Building on the bio-ethanol platform. Plant-based chemicals and materials play an important role in mitigating climate change, allowing recycling of CO2 and supporting the transition from today’s fossil- to a renewables-based economy (IEA report). Companies are increasingly adopting plant-based materials to meet sustainability goals (WSJ article). One notable plant-based chemical is bio-ethanol. With annual global production of ~80 million tons (or ~27 billion gallons), it is by far the largest bio-chemical produced today accounting for >80% of all bio-chemicals production. Using corn and sugarcane, respectively, the US and Brazil are the largest producers of bio-ethanol. Today bio-ethanol is predominantly mixed with gasoline and used as a fuel. With electric vehicles on the rise, demand for bio-ethanol will likely decrease. For New Iridium, this presents an opportunity to repurpose bio-ethanol as a platform feedstock to produce high-value plant-based chemicals and materials to decarbonize the chemical industry.
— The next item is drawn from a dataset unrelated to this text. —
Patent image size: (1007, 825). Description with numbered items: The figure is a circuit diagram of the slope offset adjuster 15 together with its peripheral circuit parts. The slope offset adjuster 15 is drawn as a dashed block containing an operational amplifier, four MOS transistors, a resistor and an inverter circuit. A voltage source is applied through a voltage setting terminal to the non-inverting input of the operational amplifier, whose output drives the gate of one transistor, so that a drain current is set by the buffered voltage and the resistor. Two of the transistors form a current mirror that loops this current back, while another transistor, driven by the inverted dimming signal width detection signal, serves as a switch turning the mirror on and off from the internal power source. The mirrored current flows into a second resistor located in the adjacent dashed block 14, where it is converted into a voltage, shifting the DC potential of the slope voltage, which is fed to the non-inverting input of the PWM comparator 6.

Scale up using a bubble column photoreactor (1 ton/y)
Plant-based acetic acid from bio-ethanol. At New Iridium, we are developing a highly efficient oxidation process that converts bio-ethanol to acetic acid (Figure 1). Acetic acid (known as vinegar after its main domestic use) has an industrial global market of $15B. Each year, 20 MT of acetic acid is produced and used primarily as an intermediate for downstream vinyl acetate monomer (VAM) and other acetate ester products. VAM is a versatile chemical and key component of many consumer products such as shoes, paints, adhesives, and packaging materials. Our competitive advantage is a differentiated plant-based product that is cost competitive with the fossil-based Cativa process while abating 1.24 kg CO2 per kg of acetic acid produced. Our solution has achieved high process performance metrics including >95% conversion, >95% selectivity and ~400gL-1h-1 space-time yield. For a comparison of space-time yield, our process has ~200X higher productivity than traditional fermentation of ethanol-to-acetic acid and is on par with the incumbent Cativa process that uses methanol and carbon monoxide feedstocks. We have accomplished kg-scale production of plant-based acetic acid using an irradiated bubble column photoreactor (1 ton/y capacity) enroute to scaling up to a 10 ton/y pilot.
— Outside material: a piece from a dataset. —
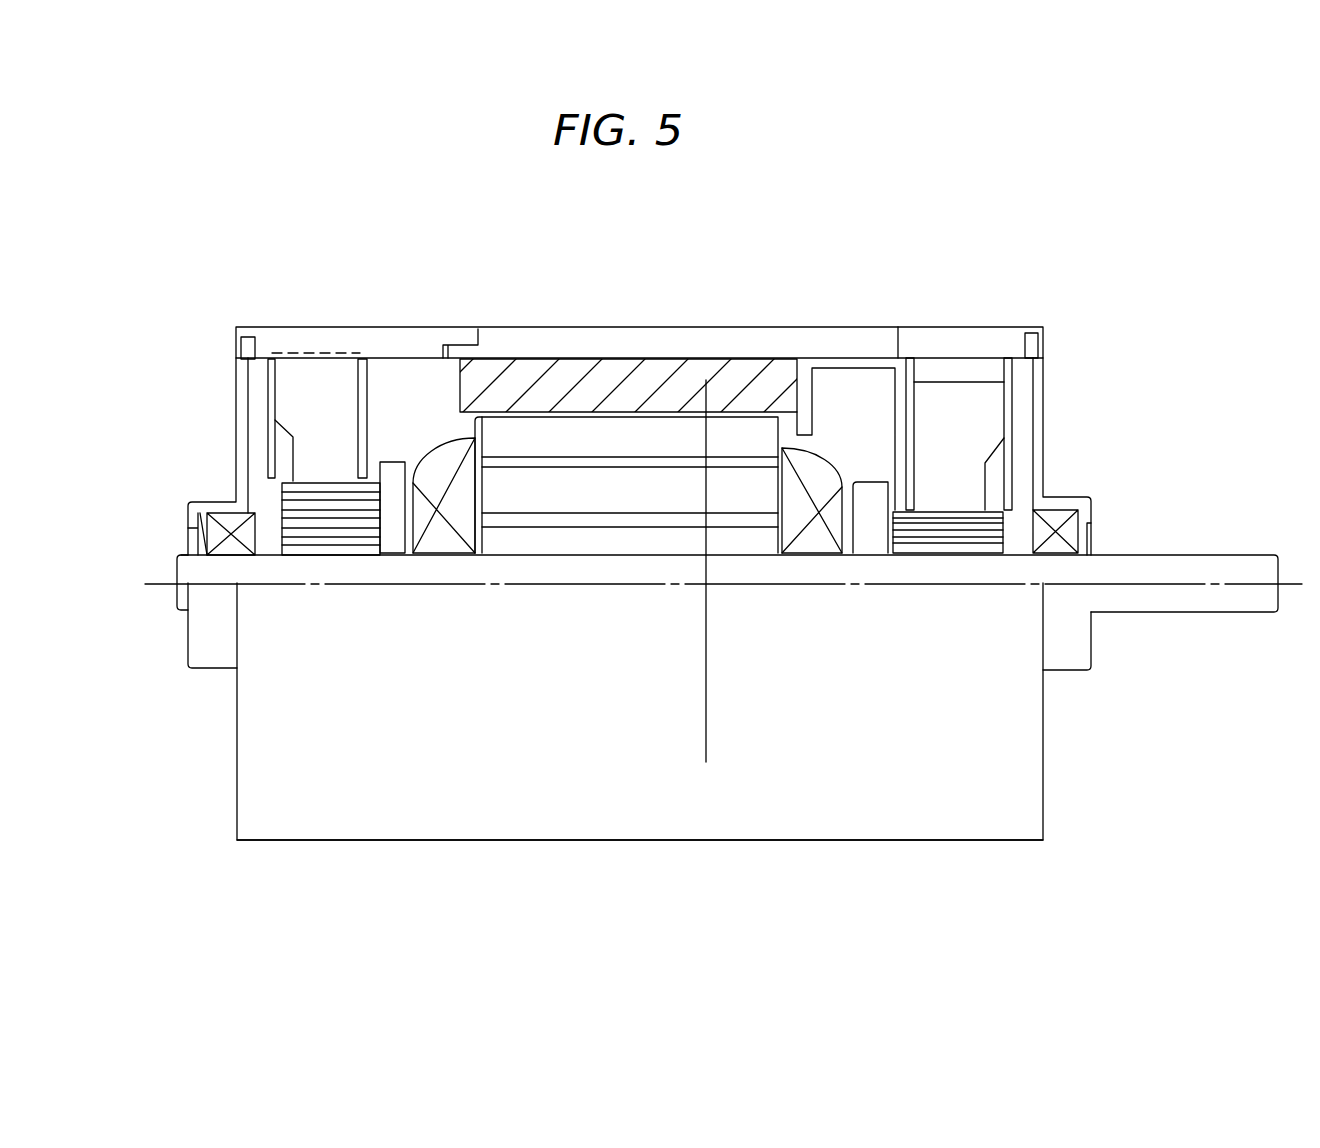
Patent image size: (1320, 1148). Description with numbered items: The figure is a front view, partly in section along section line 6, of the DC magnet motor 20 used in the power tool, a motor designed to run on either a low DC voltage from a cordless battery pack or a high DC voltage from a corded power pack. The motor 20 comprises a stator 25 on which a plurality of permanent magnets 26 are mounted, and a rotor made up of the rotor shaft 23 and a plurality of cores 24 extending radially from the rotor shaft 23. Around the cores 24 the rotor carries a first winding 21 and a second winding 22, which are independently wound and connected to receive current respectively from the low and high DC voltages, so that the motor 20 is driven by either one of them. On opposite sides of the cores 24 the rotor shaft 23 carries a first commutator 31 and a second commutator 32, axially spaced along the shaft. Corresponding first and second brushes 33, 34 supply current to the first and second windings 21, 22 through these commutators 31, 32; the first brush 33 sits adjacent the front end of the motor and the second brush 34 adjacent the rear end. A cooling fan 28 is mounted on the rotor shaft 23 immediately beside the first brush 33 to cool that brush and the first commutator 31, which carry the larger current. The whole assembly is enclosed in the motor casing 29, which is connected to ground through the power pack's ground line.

Figure 1: Plant-based acetic acid from bio-ethanol.
1st use case: introducing plant-based shoe materials. New Iridium’s plant-based acetic acid plays a pivotal role in decarbonizing the PEVA (or EVA) value chain (PEVA = poly(ethylene-vinyl acetate), Figure 2). PEVA is a copolymer of ethylene and vinyl acetate, where VAM contributes 10 to 40 wt%, with the remainder coming from ethylene. PEVA is an essential material used in footwear such as Allbirds and Crocs, two companies that have pledged to increase plant-based content in their products. Our solution enables 20% bio-content in PEVA with only 5% added cost* while the current bio-ethylene solution results in 15% added cost, or 3X more. At scale, our plant-based acetic acid can achieve cost parity with the incumbent fossil-based Cativa process and will thus be poised to disrupt the $15B market for acetic acid. (*Assumes initial 14% green premium for our plant-based product.)